By Joseph Leo Hickey III
1st Place, Poetry, Create | Encounter 2023
As I sing
with my one last breath,
I cry out for life.
In a world where we look for meaning,
we find unwelcoming hands,
but hands I always loved.
I have always loved the way hands hold,
the way hands reach out toward the sky,
and the shadows of hands across a broken city.
The shadows of my hands,
stretch out across the world,
never meeting another.
I have lived for so long
and labored so hard
to try to understand
what life is like.
So broken into many pieces,
strewn across the pages of your book,
which you will never read again,
but tells the secrets of your soul.
The crowds moving forever through the city,
passing by
while I stand here,
my song unheard,
my life ignored and thrown away,
so that in drowning no one can hear me,
in suffocating and no one can see me.
Take my one last breath
and elevate it somewhere above the clouds
where it can live on forever
in its own place
and its own time.
All I desire
is the freedom that you have,
the life underneath the sun,
the joy in the middle of the rain.
The void of shadows
that follow us now and forever.
Every note I hear
fills my lungs
and leaves when I speak
temptation to become more than who we are
and to live forever.
Nothing will stop my voice from flooding
the avenues of a broken world.
Each season that passed for me
changed and grew colder,
a generous song in my soul,
unraveling it over and over again,
singing with deep sighing labored breaths.

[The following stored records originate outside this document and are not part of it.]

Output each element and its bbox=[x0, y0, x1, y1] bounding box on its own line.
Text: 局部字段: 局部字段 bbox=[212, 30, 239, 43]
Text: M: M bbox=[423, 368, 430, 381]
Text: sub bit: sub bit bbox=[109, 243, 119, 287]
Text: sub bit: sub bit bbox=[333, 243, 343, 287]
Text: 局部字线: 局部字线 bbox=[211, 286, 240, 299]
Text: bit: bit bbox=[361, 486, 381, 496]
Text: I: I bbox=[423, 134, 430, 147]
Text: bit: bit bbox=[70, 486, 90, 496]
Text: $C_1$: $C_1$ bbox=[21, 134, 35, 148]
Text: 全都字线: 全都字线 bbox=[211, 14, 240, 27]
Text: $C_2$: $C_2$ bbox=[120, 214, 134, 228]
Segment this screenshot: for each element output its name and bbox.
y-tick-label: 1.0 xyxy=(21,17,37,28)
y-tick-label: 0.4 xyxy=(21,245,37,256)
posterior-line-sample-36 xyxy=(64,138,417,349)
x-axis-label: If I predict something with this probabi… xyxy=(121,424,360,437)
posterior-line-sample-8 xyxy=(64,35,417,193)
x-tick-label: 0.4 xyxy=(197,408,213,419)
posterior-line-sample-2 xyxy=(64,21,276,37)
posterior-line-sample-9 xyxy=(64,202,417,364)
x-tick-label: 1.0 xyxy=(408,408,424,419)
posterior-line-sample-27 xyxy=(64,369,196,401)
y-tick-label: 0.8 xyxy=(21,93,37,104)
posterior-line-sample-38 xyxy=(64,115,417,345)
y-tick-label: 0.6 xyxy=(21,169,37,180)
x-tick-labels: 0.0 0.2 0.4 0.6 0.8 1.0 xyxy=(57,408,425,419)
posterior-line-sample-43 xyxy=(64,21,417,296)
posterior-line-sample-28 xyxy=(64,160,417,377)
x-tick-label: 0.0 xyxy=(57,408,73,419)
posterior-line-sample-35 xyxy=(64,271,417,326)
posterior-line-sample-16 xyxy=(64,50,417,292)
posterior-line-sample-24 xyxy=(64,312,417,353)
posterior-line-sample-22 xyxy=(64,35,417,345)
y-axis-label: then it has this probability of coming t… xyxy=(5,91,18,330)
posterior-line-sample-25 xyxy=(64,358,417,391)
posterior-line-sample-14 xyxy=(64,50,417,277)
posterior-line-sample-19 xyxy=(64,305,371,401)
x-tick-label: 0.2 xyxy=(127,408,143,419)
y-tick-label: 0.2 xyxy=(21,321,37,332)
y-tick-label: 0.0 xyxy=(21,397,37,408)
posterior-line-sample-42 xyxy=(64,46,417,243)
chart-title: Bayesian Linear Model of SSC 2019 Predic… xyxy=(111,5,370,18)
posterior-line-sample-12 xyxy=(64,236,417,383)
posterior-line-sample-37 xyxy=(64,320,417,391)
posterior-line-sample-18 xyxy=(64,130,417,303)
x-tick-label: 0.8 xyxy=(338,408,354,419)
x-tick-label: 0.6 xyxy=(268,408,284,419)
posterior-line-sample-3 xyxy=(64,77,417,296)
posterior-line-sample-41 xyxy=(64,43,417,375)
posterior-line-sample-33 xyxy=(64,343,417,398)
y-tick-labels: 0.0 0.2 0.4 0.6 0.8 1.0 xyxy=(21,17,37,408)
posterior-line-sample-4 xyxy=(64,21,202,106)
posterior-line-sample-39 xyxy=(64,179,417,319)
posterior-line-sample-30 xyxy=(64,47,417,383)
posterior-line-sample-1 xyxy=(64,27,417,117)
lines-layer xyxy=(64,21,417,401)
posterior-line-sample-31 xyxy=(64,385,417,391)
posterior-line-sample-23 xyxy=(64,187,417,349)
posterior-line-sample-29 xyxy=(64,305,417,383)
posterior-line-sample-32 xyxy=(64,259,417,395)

The razor of your lonely heart,
thinking for yourself in a world
that would only lock its doors to you.
If you can feel me, hold me closer.
If you hear the wind calling your name,
the lament of every single forgotten star
is found in these same winds
where we lay down here on earth,
growing up and breathing,
but my breath always labored,
so mournfully do we breathe out forever.
Dreaming of the future, enslaved to the present moment,
where we can no longer move,
suffocating under the yoke of others.
Our own free hand was never able to be lifted in the night.
I hold the candle high that lights up
the world,
but their eyes are not conditioned to see light, lives not conditioned
to feel anything but
a long and comfortable life away from
pain.
Very few run toward this pain.
You hear my voice now and forever
in these songs.
I want to visit other cities where
we together can be united
and holy and cognizant of the obvious truth in our worlds.
The joy as we gallivanted throughout the city,
I hold the candle.
I will be your new light
in a world where so few can stand,
where my very existence is a political issue
and I cannot stand my own ground for much longer.
I imbibe the lullaby of the passing time.
If only you could hear my breath,
in the world where the stars are so far,
like my dreams, untouchable,
but still, we reach our hands out all the same.
The oceans of my inability to stand,
inability to write pressed down face first into the ground,
by those with violent hearts.
My life is broken and my mind roaring
across the pages of books I never finished.
The perfection of falling in love with books,
with words of those who lived long ago still speak to me.
I hold the candle high.
In the infancy of my life I will always die,
forced out, before I can get up to breathe.
All I need now and forever is the ability to sing
the last song of the last of us.
Breaths so painful,
we can no longer lift our voices in song.
If you can hear my momentous voice,
dream with me on the floor of these oceans,
collide with me like the colors mixing into something new.
You may forget about me, but I will never forget I met you,
never forget the simple joyful breath of being alive,
the life I never had.
The ones who never spoke to me,
the closed doors to every part of my soul,
the daydreaming never ends,
the life in the world forever changed by
the thunderous roar of those outside
our halls, tearing down our barricades
and calling for our deaths.
Artist Statement:
The theme of this work is to humanize the experiences of all those who are unseen or unheard, and that just because you cannot see someone or hear their voice is no excuse for cruelty. The character who is the speaker of the poem, who bears the poetic name “Don’t Cry Girl,” is (and this next part is a massive spoiler in the larger work) an abortion victim who lives the life she never had the opportunity to live, due to the magic of a time-traveling former priest known as Father Time.